Sunday, March 22, 2009

Sunday--ho hum.

I was blah today. I think I'm noticing a pattern. It seems like two days after my shot (shot on Friday, then Sunday), I feel down. I just want to hibernate and not deal with anybody. Then by Sunday evening, I am so stir crazy. By that point, I figure why put make up on just so I can go to the grocery store? (Sorry, no matter how bad I feel, I almost always put make up on). Thank Goodness Pete is so great with all of this. He takes the kids out and lets me just relax. I am feeling a little more rested by the end of Sunday, too. I wonder if I should bump my Paxil dose up to 20 mg? The doctor said the higher the dose, the longer it takes to wean off of it at the end. I think I'll wait and see how this week goes.

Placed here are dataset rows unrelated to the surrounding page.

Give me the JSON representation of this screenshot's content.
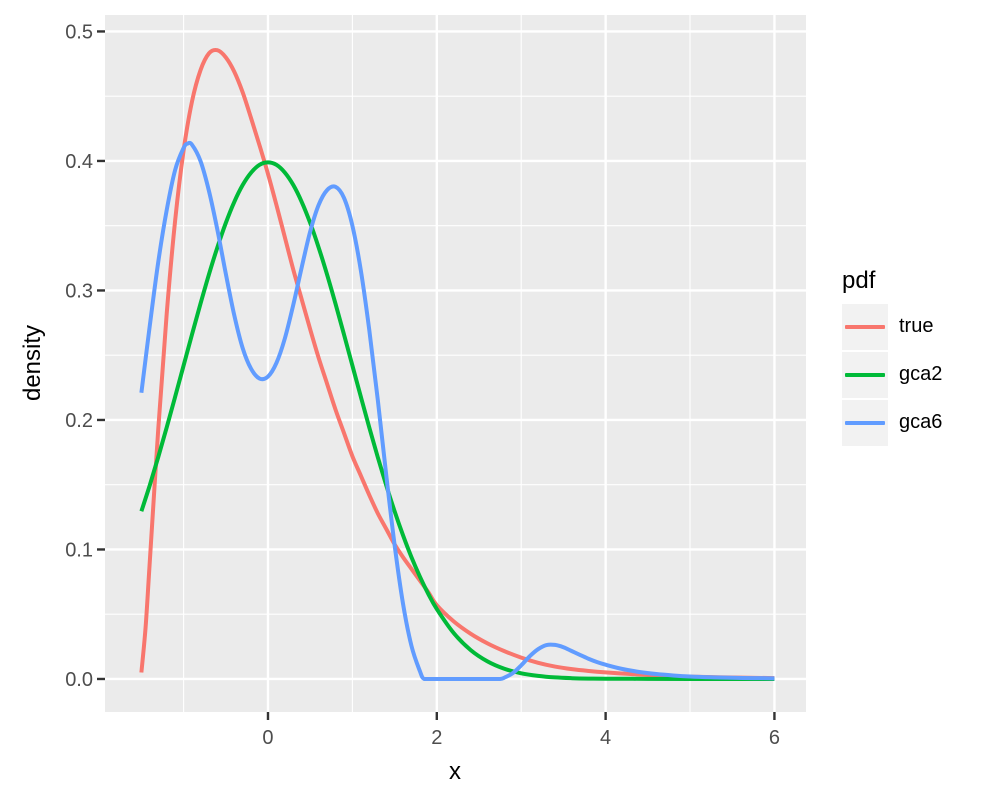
{
  "chart_data": {
    "type": "line",
    "title": "",
    "xlabel": "x",
    "ylabel": "density",
    "x_domain": [
      -1.931,
      6.374
    ],
    "y_domain": [
      -0.0255,
      0.5127
    ],
    "x_ticks": {
      "values": [
        0,
        2,
        4,
        6
      ],
      "labels": [
        "0",
        "2",
        "4",
        "6"
      ]
    },
    "y_ticks": {
      "values": [
        0.0,
        0.1,
        0.2,
        0.3,
        0.4,
        0.5
      ],
      "labels": [
        "0.0",
        "0.1",
        "0.2",
        "0.3",
        "0.4",
        "0.5"
      ]
    },
    "x_minor": [
      -1,
      1,
      3,
      5
    ],
    "y_minor": [
      0.05,
      0.15,
      0.25,
      0.35,
      0.45
    ],
    "grid": "on",
    "panel": {
      "bg": "#EBEBEB",
      "grid_major": "#FFFFFF",
      "grid_minor": "#FFFFFF",
      "tick_color": "#333333",
      "tick_label_color": "#4D4D4D",
      "key_bg": "#F2F2F2"
    },
    "legend": {
      "title": "pdf",
      "position": "right"
    },
    "series": [
      {
        "name": "true",
        "color": "#F8766D",
        "points": [
          [
            -1.5,
            0.005
          ],
          [
            -1.45,
            0.04
          ],
          [
            -1.4,
            0.091
          ],
          [
            -1.3,
            0.193
          ],
          [
            -1.2,
            0.282
          ],
          [
            -1.1,
            0.354
          ],
          [
            -1.0,
            0.408
          ],
          [
            -0.9,
            0.446
          ],
          [
            -0.8,
            0.47
          ],
          [
            -0.7,
            0.483
          ],
          [
            -0.6,
            0.4855
          ],
          [
            -0.5,
            0.48
          ],
          [
            -0.4,
            0.469
          ],
          [
            -0.3,
            0.453
          ],
          [
            -0.2,
            0.433
          ],
          [
            -0.1,
            0.412
          ],
          [
            0,
            0.39
          ],
          [
            0.1,
            0.366
          ],
          [
            0.2,
            0.341
          ],
          [
            0.3,
            0.316
          ],
          [
            0.4,
            0.293
          ],
          [
            0.5,
            0.27
          ],
          [
            0.6,
            0.248
          ],
          [
            0.7,
            0.228
          ],
          [
            0.8,
            0.208
          ],
          [
            0.9,
            0.19
          ],
          [
            1.0,
            0.172
          ],
          [
            1.1,
            0.157
          ],
          [
            1.2,
            0.142
          ],
          [
            1.3,
            0.128
          ],
          [
            1.4,
            0.116
          ],
          [
            1.5,
            0.104
          ],
          [
            1.6,
            0.094
          ],
          [
            1.7,
            0.085
          ],
          [
            1.8,
            0.076
          ],
          [
            1.9,
            0.067
          ],
          [
            2.0,
            0.057
          ],
          [
            2.2,
            0.0445
          ],
          [
            2.4,
            0.035
          ],
          [
            2.6,
            0.0275
          ],
          [
            2.8,
            0.0215
          ],
          [
            3.0,
            0.0165
          ],
          [
            3.2,
            0.0125
          ],
          [
            3.4,
            0.0096
          ],
          [
            3.6,
            0.0076
          ],
          [
            3.8,
            0.0062
          ],
          [
            4.0,
            0.0051
          ],
          [
            4.25,
            0.004
          ],
          [
            4.5,
            0.0031
          ],
          [
            4.75,
            0.0024
          ],
          [
            5.0,
            0.0018
          ],
          [
            5.5,
            0.0011
          ],
          [
            6.0,
            0.0007
          ]
        ]
      },
      {
        "name": "gca2",
        "color": "#00BA38",
        "points": [
          [
            -1.5,
            0.1295
          ],
          [
            -1.4,
            0.1497
          ],
          [
            -1.3,
            0.1714
          ],
          [
            -1.2,
            0.1942
          ],
          [
            -1.1,
            0.2179
          ],
          [
            -1.0,
            0.242
          ],
          [
            -0.9,
            0.2661
          ],
          [
            -0.8,
            0.2897
          ],
          [
            -0.7,
            0.3123
          ],
          [
            -0.6,
            0.3332
          ],
          [
            -0.5,
            0.3521
          ],
          [
            -0.4,
            0.3683
          ],
          [
            -0.3,
            0.3814
          ],
          [
            -0.2,
            0.391
          ],
          [
            -0.1,
            0.397
          ],
          [
            0,
            0.3989
          ],
          [
            0.1,
            0.397
          ],
          [
            0.2,
            0.391
          ],
          [
            0.3,
            0.3814
          ],
          [
            0.4,
            0.3683
          ],
          [
            0.5,
            0.3521
          ],
          [
            0.6,
            0.3332
          ],
          [
            0.7,
            0.3123
          ],
          [
            0.8,
            0.2897
          ],
          [
            0.9,
            0.2661
          ],
          [
            1.0,
            0.242
          ],
          [
            1.1,
            0.2179
          ],
          [
            1.2,
            0.1942
          ],
          [
            1.3,
            0.1714
          ],
          [
            1.4,
            0.1497
          ],
          [
            1.5,
            0.1295
          ],
          [
            1.6,
            0.1109
          ],
          [
            1.7,
            0.094
          ],
          [
            1.8,
            0.079
          ],
          [
            1.9,
            0.0656
          ],
          [
            2.0,
            0.054
          ],
          [
            2.2,
            0.0355
          ],
          [
            2.4,
            0.0224
          ],
          [
            2.6,
            0.0136
          ],
          [
            2.8,
            0.0079
          ],
          [
            3.0,
            0.0044
          ],
          [
            3.2,
            0.0024
          ],
          [
            3.4,
            0.0012
          ],
          [
            3.6,
            0.0006
          ],
          [
            3.8,
            0.0003
          ],
          [
            4.0,
            0.0002
          ],
          [
            4.5,
            0.0001
          ],
          [
            5.0,
            0
          ],
          [
            5.5,
            0
          ],
          [
            6.0,
            0
          ]
        ]
      },
      {
        "name": "gca6",
        "color": "#619CFF",
        "points": [
          [
            -1.5,
            0.221
          ],
          [
            -1.4,
            0.273
          ],
          [
            -1.3,
            0.322
          ],
          [
            -1.2,
            0.362
          ],
          [
            -1.1,
            0.393
          ],
          [
            -1.0,
            0.41
          ],
          [
            -0.95,
            0.4135
          ],
          [
            -0.9,
            0.4125
          ],
          [
            -0.8,
            0.4
          ],
          [
            -0.7,
            0.377
          ],
          [
            -0.6,
            0.347
          ],
          [
            -0.5,
            0.313
          ],
          [
            -0.4,
            0.281
          ],
          [
            -0.3,
            0.2555
          ],
          [
            -0.2,
            0.2395
          ],
          [
            -0.1,
            0.232
          ],
          [
            0,
            0.2335
          ],
          [
            0.1,
            0.244
          ],
          [
            0.2,
            0.263
          ],
          [
            0.3,
            0.289
          ],
          [
            0.4,
            0.318
          ],
          [
            0.5,
            0.3455
          ],
          [
            0.6,
            0.366
          ],
          [
            0.7,
            0.3775
          ],
          [
            0.8,
            0.38
          ],
          [
            0.9,
            0.3715
          ],
          [
            1.0,
            0.35
          ],
          [
            1.1,
            0.3155
          ],
          [
            1.2,
            0.2695
          ],
          [
            1.3,
            0.216
          ],
          [
            1.4,
            0.158
          ],
          [
            1.5,
            0.1035
          ],
          [
            1.6,
            0.058
          ],
          [
            1.7,
            0.0255
          ],
          [
            1.8,
            0.006
          ],
          [
            1.85,
            0
          ],
          [
            1.95,
            0
          ],
          [
            2.1,
            0
          ],
          [
            2.3,
            0
          ],
          [
            2.5,
            0
          ],
          [
            2.65,
            0
          ],
          [
            2.75,
            0
          ],
          [
            2.8,
            0.001
          ],
          [
            2.9,
            0.0045
          ],
          [
            3.0,
            0.0105
          ],
          [
            3.1,
            0.0175
          ],
          [
            3.2,
            0.023
          ],
          [
            3.3,
            0.0262
          ],
          [
            3.4,
            0.0263
          ],
          [
            3.5,
            0.0245
          ],
          [
            3.6,
            0.0215
          ],
          [
            3.7,
            0.0185
          ],
          [
            3.8,
            0.0155
          ],
          [
            3.9,
            0.013
          ],
          [
            4.0,
            0.011
          ],
          [
            4.2,
            0.0077
          ],
          [
            4.4,
            0.0054
          ],
          [
            4.6,
            0.0038
          ],
          [
            4.8,
            0.0027
          ],
          [
            5.0,
            0.0019
          ],
          [
            5.25,
            0.0013
          ],
          [
            5.5,
            0.0009
          ],
          [
            5.75,
            0.0007
          ],
          [
            6.0,
            0.0005
          ]
        ]
      }
    ]
  }
}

It could be that if I can get through the next couple weeks, I will be OK. I will find out the results of my thyroid blood test tomorrow. That could explain a lot. I hope it's OK!!!

Well, I know one thing--I should be in bed and not blogging right now! :)

1 comment:

Living Dees Life said...

*hugs*

i know my meds get me down. its awesome that our men can understand and help us.

joe's the rock i lean on alot of the time... i am so happy to hear that your man can be for you too. not many men are sympathetic to thier ladies' needs.